While the EPA said it used aerial surveillance to determine 13 of the region’s 41 Superfund sites were flooded and possibly damaged, they contended the locations were inaccessible. How then, did AP reporters visit several of the sites — all but one of which they accessed by foot or car?
Instead of redoubling its efforts to inspect possible safety hazards in the wake of the AP report, the EPA’s Pruitt — taking a page from the book of his boss, President Trump —instead had his agency issue a statement publicly insulting the reporter.
Just what’s needed during a time of crisis.
But ignoring the facts and shooting the messengers is par for the course from this administration, and from its EPA chief, who is actively working to dismantle the very agency with which he has been entrusted.
Pruitt’s short stewardship has been marked by secrecy, evasiveness and contempt for the work of the EPA. Data collection has been curbed, formerly public information has been discontinued, and hundreds of pages on topics such as climate change have been scrubbed from the agency’s website.
It has been nothing less than an all-out assault.
But, as we have noted before, it is reflective of a president who has gone out of his way to put in place agency chiefs intended to undermine the very interests they should be serving.
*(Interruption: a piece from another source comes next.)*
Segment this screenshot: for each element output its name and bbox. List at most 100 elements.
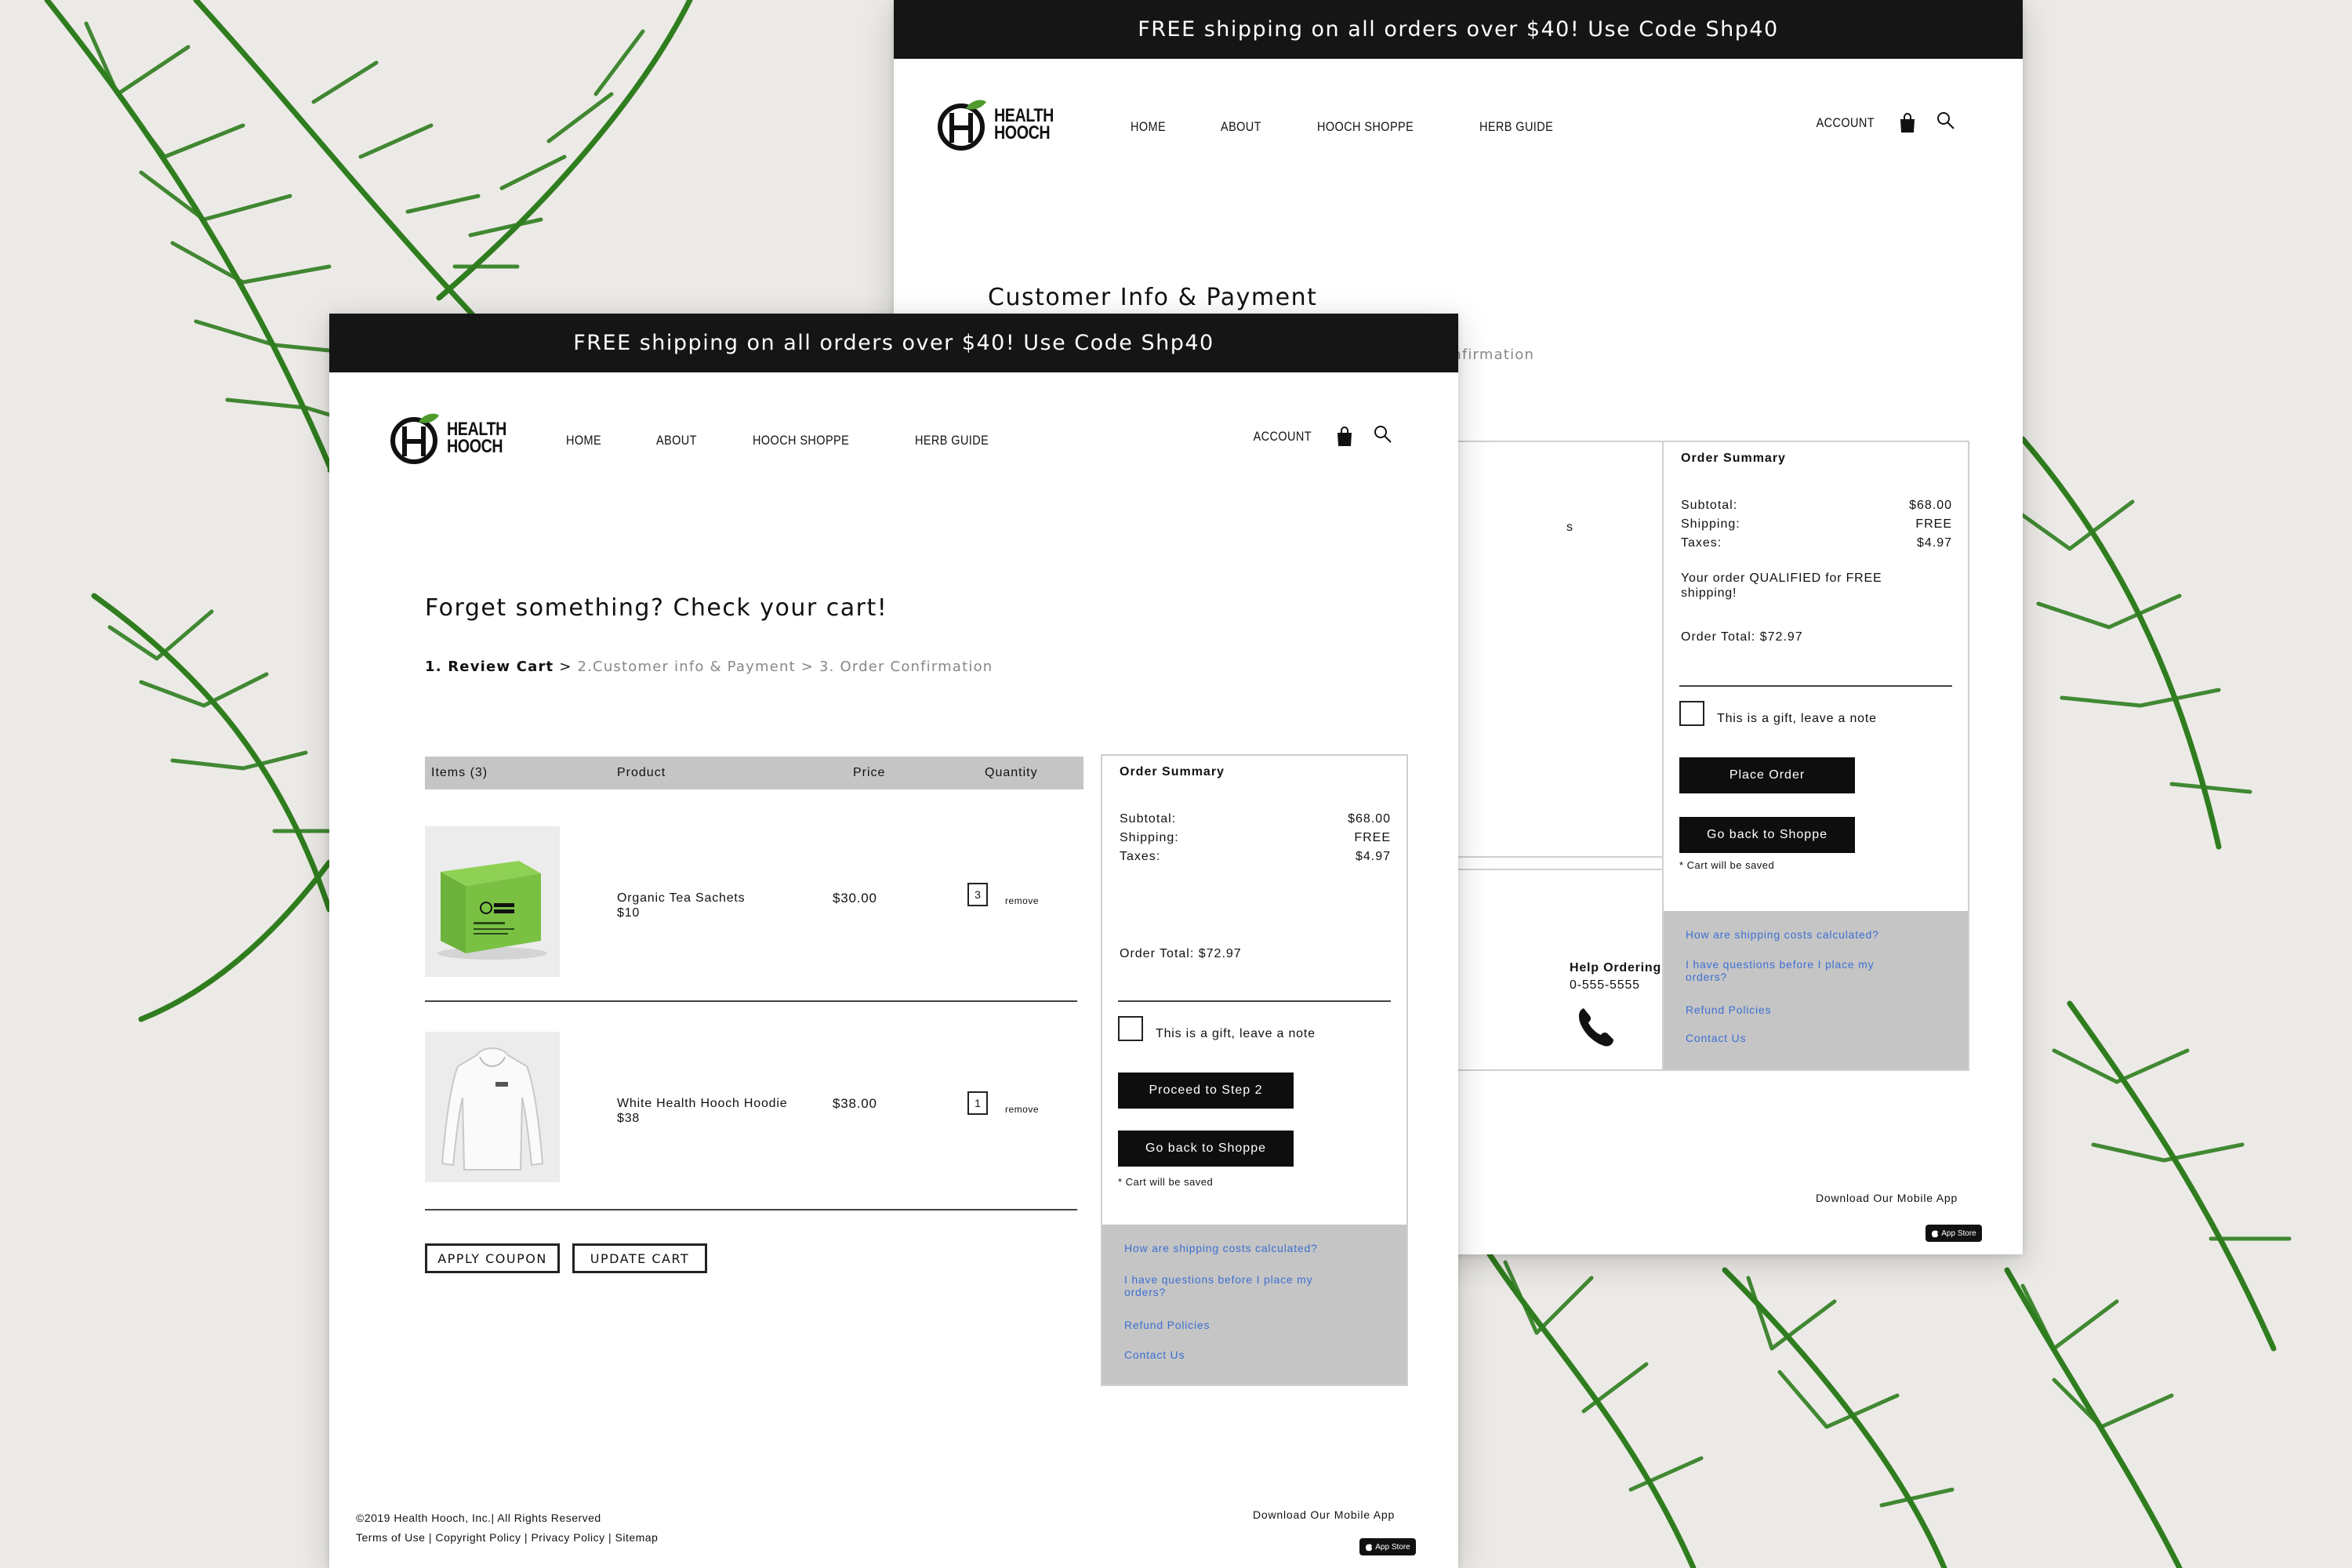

From an Education secretary who seeks to slash funding for public schools, to an attorney general who is actively working to undermine civil rights, to an Energy department run by someone who once called for its abolishment, it has been nothing short of a Bizarro administration.
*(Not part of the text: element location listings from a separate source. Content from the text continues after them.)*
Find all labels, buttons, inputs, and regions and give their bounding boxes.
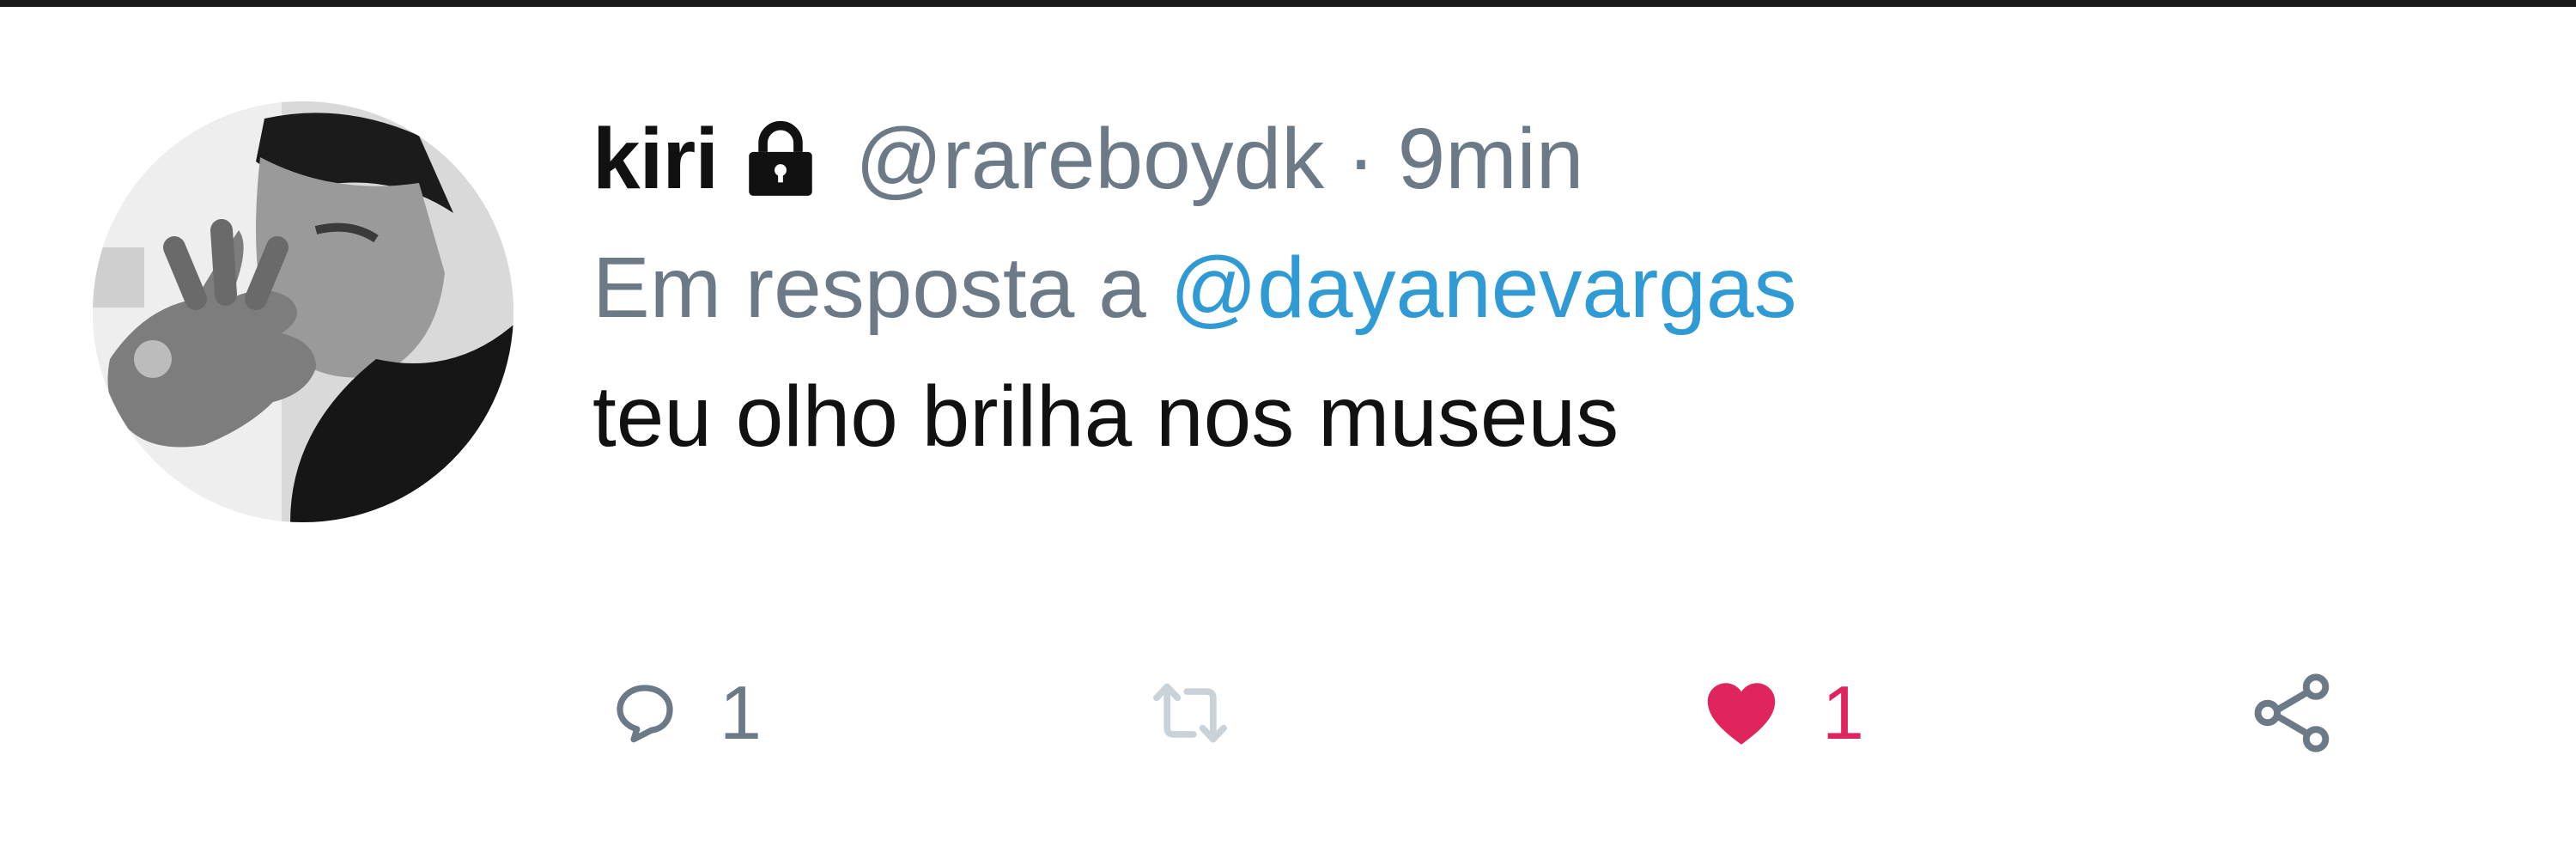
reply-to-handle-link[interactable]: @dayanevargas xyxy=(1170,239,1797,338)
timestamp[interactable]: 9min xyxy=(1398,110,1584,209)
share-icon xyxy=(2254,673,2330,752)
reply-prefix: Em resposta a xyxy=(592,239,1146,336)
tweet-screenshot: kiri @rareboydk · 9min Em resposta a @da… xyxy=(0,0,2576,859)
share-button[interactable] xyxy=(2250,653,2336,773)
tweet-body: kiri @rareboydk · 9min Em resposta a @da… xyxy=(592,94,2482,481)
retweet-icon xyxy=(1153,683,1227,743)
user-handle[interactable]: @rareboydk xyxy=(855,110,1324,209)
reply-context: Em resposta a @dayanevargas xyxy=(592,223,2482,352)
reply-count: 1 xyxy=(720,670,762,755)
reply-icon xyxy=(617,685,673,743)
avatar[interactable] xyxy=(93,101,513,522)
tweet-header: kiri @rareboydk · 9min xyxy=(592,94,2482,223)
separator-dot: · xyxy=(1346,110,1376,207)
reply-button[interactable]: 1 xyxy=(610,653,762,773)
heart-icon xyxy=(1707,683,1776,745)
tweet-actions: 1 1 xyxy=(592,653,2499,773)
tweet-text: teu olho brilha nos museus xyxy=(592,368,1619,465)
like-count: 1 xyxy=(1822,670,1864,755)
like-button[interactable]: 1 xyxy=(1700,653,1864,773)
lock-icon xyxy=(738,117,823,201)
retweet-button[interactable] xyxy=(1151,653,1230,773)
avatar-photo xyxy=(93,101,513,522)
top-divider xyxy=(0,0,2576,7)
display-name[interactable]: kiri xyxy=(592,110,719,209)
Still, the hostility EPA leadership demonstrates toward its basic duties in the wake of a serious storm like Hurricane Harvey — when its resources and expertise are most needed — is a dereliction of duty.
And Pruitt’s post-storm preoccupation with tamping down discussion of climate-change aspects of the hurricane is a distraction, a disservice and a disgrace. How can the agency adequately respond to major storms when it refuses to acknowledge their driving forces and the subsequent damage they portend?
As back-to-back hurricanes Harvey and Irma are demonstrating, there is a new climatological normal: Warmer ocean waters are fueling Atlantic storm systems with potentially greater power and more devastating rainfall.
There is little that can be done to prevent these storms from wreaking havoc, but much that will need to be done in response.
It is a basic function of the EPA to help protect the homeland and its people in the wake of such calamities. This mission cannot be met if its leader refuses to put public safety ahead of politics.